PROJECT OVERVIEW
In this project, you are being tasked with solving a supervised classification problem. The client has
provided 5,899 rows of labeled data, and your job will be to create a model that can predict the correct
output label.
PROJECT STRUCTURE
You will be using Python and Jupyter notebooks to complete the data science process for this project.
Feel free to include any third-party packages (through pip or easy_install). However, all work must be
shown in the Jupyter notebook.
PROJECT TIMELINE
You will have three (3) days to complete the project. By the end of the third day, you must email your
Jupyter notebook and any supporting files/documents to [email protected] and
[email protected]. All of your code, materials, and anything else you plan on using in your presentation
must be emailed to the team by the end of the third day (e.g. PowerPoint presentation, visualizations,
graphs, etc.). As an example, if you receive the challenge on a Friday, it will be due by end of day
(11:59PM) CST on Sunday. Upon receiving the documentation, the EY team will work with you to sched ule a presentation meeting to discuss the results of the project.

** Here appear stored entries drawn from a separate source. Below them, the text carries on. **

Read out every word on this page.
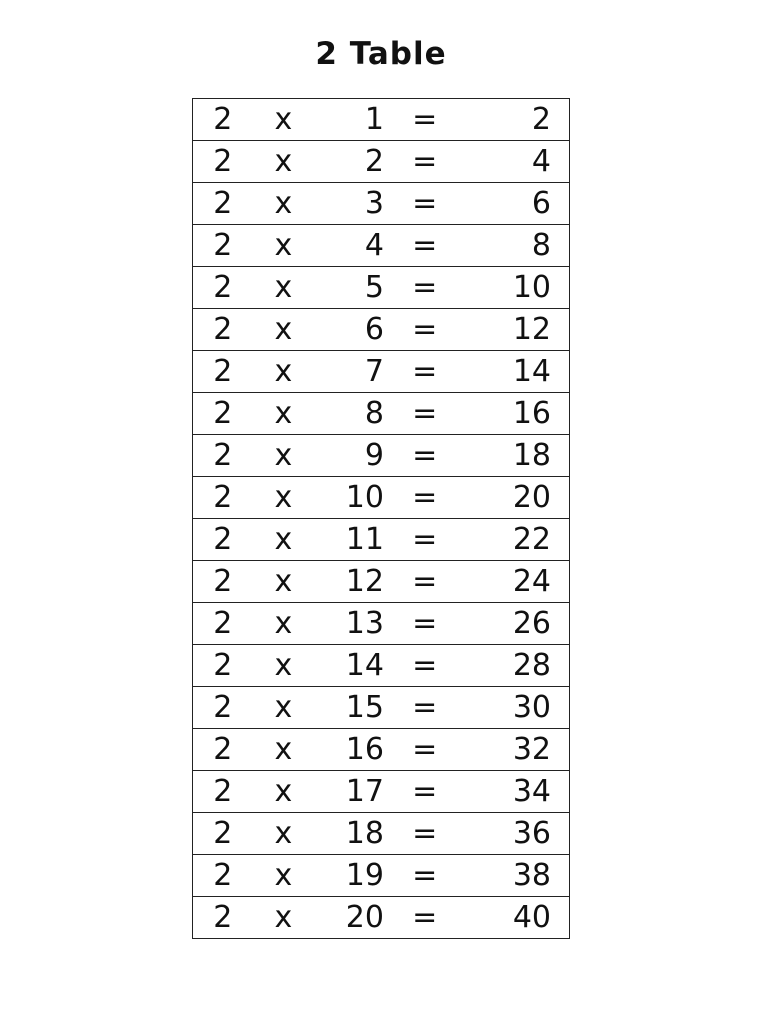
2 Table
2	x	1	=	2
2	x	2	=	4
2	x	3	=	6
2	x	4	=	8
2	x	5	=	10
2	x	6	=	12
2	x	7	=	14
2	x	8	=	16
2	x	9	=	18
2	x	10	=	20
2	x	11	=	22
2	x	12	=	24
2	x	13	=	26
2	x	14	=	28
2	x	15	=	30
2	x	16	=	32
2	x	17	=	34
2	x	18	=	36
2	x	19	=	38
2	x	20	=	40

PRESENTATION STRUCTURE AND DELIVERABLES
After scheduling the presentation meeting with the team, you will be asked to come into the office or
given details for a conference bridge where you can present your findings. You will have one (1) hour to
walk through your process and answer any questions that the team has for you. You will be able to plug
your laptop into an external monitor through HDMI. If you need any special accommodations (physical
or technical), please let us know ahead of time so we can make the proper arrangements. You can use
any presentation medium that you prefer (Jupyter Notebook, PowerPoint, Power BI, etc) as long as you
are able to run it from your own laptop.
PROJECT EVALUATION
First and foremost, you will be evaluated on the overall model prediction accuracy on your test data.

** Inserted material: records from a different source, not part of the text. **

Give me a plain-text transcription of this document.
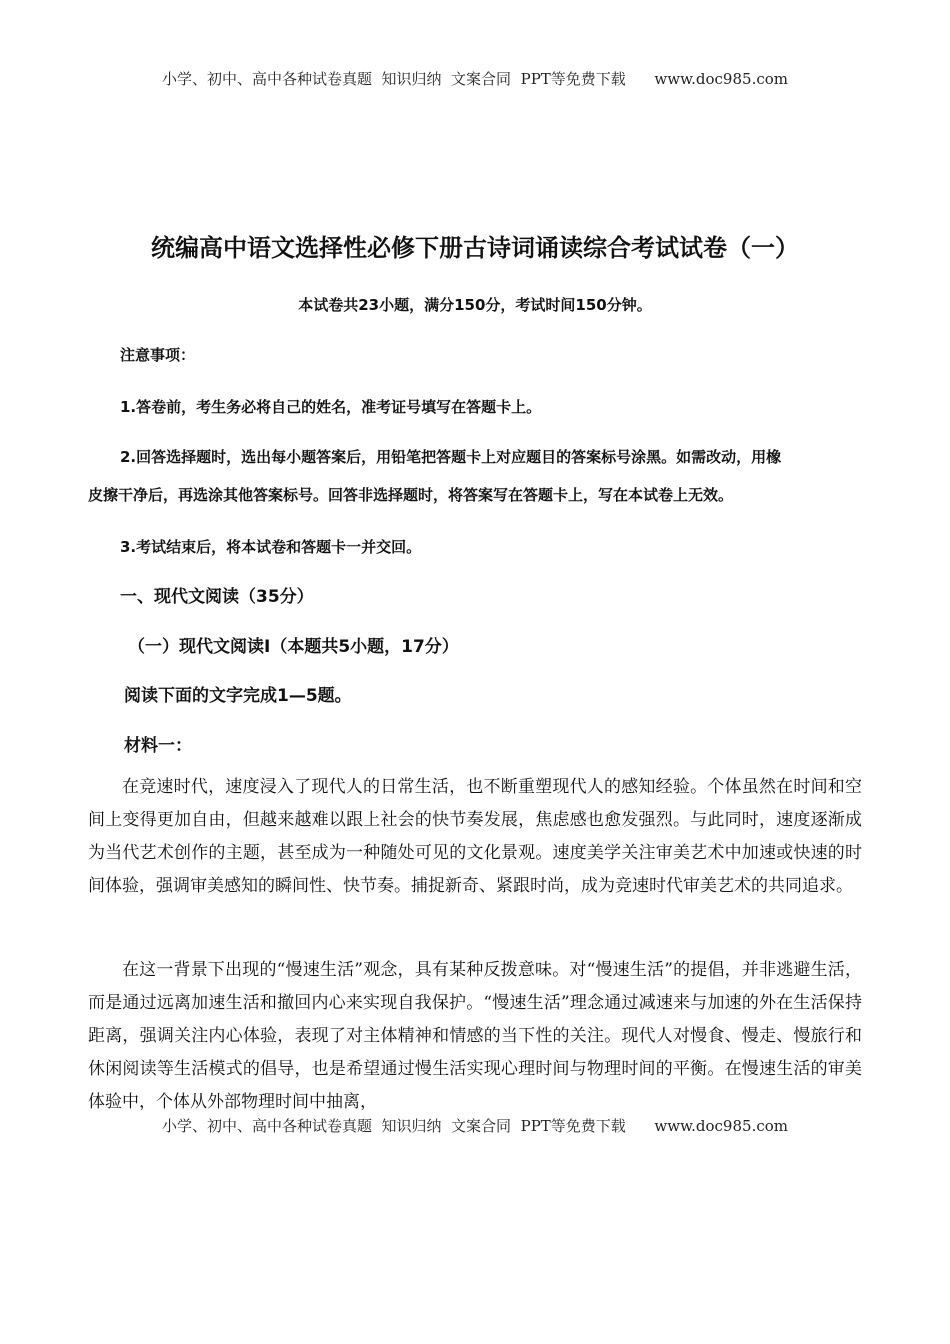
小学、初中、高中各种试卷真题  知识归纳  文案合同  PPT等免费下载      www.doc985.com
统编高中语文选择性必修下册古诗词诵读综合考试试卷（一）
本试卷共23小题，满分150分，考试时间150分钟。
注意事项：
1.答卷前，考生务必将自己的姓名，准考证号填写在答题卡上。
2.回答选择题时，选出每小题答案后，用铅笔把答题卡上对应题目的答案标号涂黑。如需改动，用橡
皮擦干净后，再选涂其他答案标号。回答非选择题时，将答案写在答题卡上，写在本试卷上无效。
3.考试结束后，将本试卷和答题卡一并交回。
一、现代文阅读（35分）
（一）现代文阅读Ⅰ（本题共5小题，17分）
阅读下面的文字完成1—5题。
材料一：
在竞速时代，速度浸入了现代人的日常生活，也不断重塑现代人的感知经验。个体虽然在时间和空间上变得更加自由，但越来越难以跟上社会的快节奏发展，焦虑感也愈发强烈。与此同时，速度逐渐成为当代艺术创作的主题，甚至成为一种随处可见的文化景观。速度美学关注审美艺术中加速或快速的时间体验，强调审美感知的瞬间性、快节奏。捕捉新奇、紧跟时尚，成为竞速时代审美艺术的共同追求。
在这一背景下出现的“慢速生活”观念，具有某种反拨意味。对“慢速生活”的提倡，并非逃避生活，而是通过远离加速生活和撤回内心来实现自我保护。“慢速生活”理念通过减速来与加速的外在生活保持距离，强调关注内心体验，表现了对主体精神和情感的当下性的关注。现代人对慢食、慢走、慢旅行和休闲阅读等生活模式的倡导，也是希望通过慢生活实现心理时间与物理时间的平衡。在慢速生活的审美体验中，个体从外部物理时间中抽离，
小学、初中、高中各种试卷真题  知识归纳  文案合同  PPT等免费下载      www.doc985.com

Secondly, you will be evaluated on your process. We would like to see a wide variety of techniques
demonstrated so we can get a feel for the depth and breadth of your knowledge of python and the data
science process. Bonus points for clean, interesting visualizations. Lastly, you will be evaluated on your
communication and presentation skills as you deliver your findings to the team. Remember, great data
scientists can tell a compelling story.
PROJECT DETAILS
• Columns A through G are available for use as input data
• Column H is the classification label to be used for prediction
• Set aside 10% of the data set to serve as test data
• You may use any learning algorithm(s) of your choice to complete the project, but be prepared
to explain your choice
• You are free to use any data exploration and visualization techniques that you see fit
• This document is intentionally left vague; we want you to have as much freedom in solving the
challenge as possible. Use this as an opportunity to showcase your talent, but be prepared to
explain any and all decisions you make